A quick note aboue these roles hand how they are bundled. These roles listed below may include variables in the var/main.yml file or have them set with the set facts module. Those can be modified based on your needs.

I put the playbooks and a few roles all into this repository to make it easy to download and dig in. So enjoy.

System check playbooks
Package playbooks

CyberSecurity and Ansible

Recently (as in like the last 5 years) there have been a list of different vulnerabilities and exploits that may require you to check what version of a package is installed on your system and if your system is affected. These scripts can help you check and answer that kind of question in minutes. A few of the tasks will check for the most recent XZ outbreak (CVE-2024-3094) vulnerability and the Log4J vulnerabilities of 2021. In writing this blog I found a great Log4j-CVE-2021-44228 detector scanner playbook and a new job reporting playbook that I plan on adding to my mix of daily/weekly scans and checks.
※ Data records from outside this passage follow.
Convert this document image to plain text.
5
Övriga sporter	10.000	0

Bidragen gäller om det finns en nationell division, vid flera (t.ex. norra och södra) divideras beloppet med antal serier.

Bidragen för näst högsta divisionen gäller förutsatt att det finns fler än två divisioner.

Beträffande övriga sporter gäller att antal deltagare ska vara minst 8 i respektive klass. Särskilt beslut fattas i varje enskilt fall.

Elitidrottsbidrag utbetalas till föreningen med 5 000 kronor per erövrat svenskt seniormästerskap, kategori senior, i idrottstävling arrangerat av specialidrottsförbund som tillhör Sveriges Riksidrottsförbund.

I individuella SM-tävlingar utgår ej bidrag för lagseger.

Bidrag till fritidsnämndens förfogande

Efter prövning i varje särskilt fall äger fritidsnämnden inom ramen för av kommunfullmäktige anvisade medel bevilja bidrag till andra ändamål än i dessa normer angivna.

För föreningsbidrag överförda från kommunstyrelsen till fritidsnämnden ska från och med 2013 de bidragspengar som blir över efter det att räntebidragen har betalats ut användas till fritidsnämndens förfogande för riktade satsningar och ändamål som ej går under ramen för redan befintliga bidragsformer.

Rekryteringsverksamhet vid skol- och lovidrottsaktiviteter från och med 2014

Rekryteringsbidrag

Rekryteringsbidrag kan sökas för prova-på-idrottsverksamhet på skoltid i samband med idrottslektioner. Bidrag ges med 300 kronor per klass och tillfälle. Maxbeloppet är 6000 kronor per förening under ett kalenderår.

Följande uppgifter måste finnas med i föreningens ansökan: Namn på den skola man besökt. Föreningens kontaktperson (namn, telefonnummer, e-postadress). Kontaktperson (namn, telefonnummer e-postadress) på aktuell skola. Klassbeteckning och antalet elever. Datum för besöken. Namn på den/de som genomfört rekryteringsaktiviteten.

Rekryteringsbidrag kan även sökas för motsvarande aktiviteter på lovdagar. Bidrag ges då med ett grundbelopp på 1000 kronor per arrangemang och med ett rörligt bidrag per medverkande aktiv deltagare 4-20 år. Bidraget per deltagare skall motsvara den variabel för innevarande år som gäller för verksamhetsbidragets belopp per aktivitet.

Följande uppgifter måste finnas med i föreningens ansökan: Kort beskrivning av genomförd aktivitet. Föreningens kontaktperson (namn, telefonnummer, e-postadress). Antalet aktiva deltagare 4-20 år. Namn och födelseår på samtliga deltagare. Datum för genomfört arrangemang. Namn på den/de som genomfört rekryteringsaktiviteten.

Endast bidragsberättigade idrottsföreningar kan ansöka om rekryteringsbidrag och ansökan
Staying ready so you don’t have to get ready and be effective as a sysadmin, engineer, cybersecurity analyst, and more requires you to embrace automation and encourage the use of Ansible. Ansible allows you to do more with less, automate the boring stuff, help teams gather data, provision servers, and more. I’m hoping I’ve sold it enough by now.

New repo retrospective

Writing this blog has triggered me to update my ansible-template repo along with the creation of this vagrant-docker-provider-images repo. Having a place to store the dockerfiles is helpful for when companies decide to make changes and old server configs disappear from dockerhub or their online source repository can be vital to testing infrastructure that doesnt move a breakneck speeds. Not every company is moving as fast as Nike or Emerson.

The ansible-template repo is essentially a useful way to create a quick role that has the same structure of a role from ansible docs. However, this repo has a Vagrantfile in it configured to run Docker as the provisioner (because Virtualbox and other Hypervisors don’t run on M1 macbooks). I tend to come across some useful tests in ansible and keep them here because ansible molecule sucks and trying to stay up to date with setting up drivers has become more of a bug than a feature.

Having to use an M1 macbook for developing scripts and testing for work and the struggles with virtualization platforms like Virtualbox not working or other things that are compatible with osX ventura has also triggered the creation of creating Vagrant tests. If you know me you know that I don’t like apple products (mainly because of their price and restrictions), but sometimes my work machines are macbooks and I learn the hard way about these things. This time im writing it down and blogging about it to timestamp my frustrations for future reflection.

Conclusion

These are quick and dirty playbooks for day-to-day system administration. Ansible can be used for more advanced things like configuring database servers or changing config files based on changes or permissions of the files. There is definitely a larger list of things ansible can be used for that I will be blogging about. A few of them involve multi-chain deployments of packer builds and running ansible playbooks through CI/CD platforms, or provisioning sandboxed VM’s with ansible playbooks to provide as a product for customers in need of it, and more. This is just a quick blog for me to throw down some tasks I have written over time that I recently had to resurrect from out of the tombs. Thanks for reading.

If you wondering if learning about automation is important while trying to break into the IT industry I'll leave you with this. 

“You’re either the one that creates the automation or you’re getting automated.”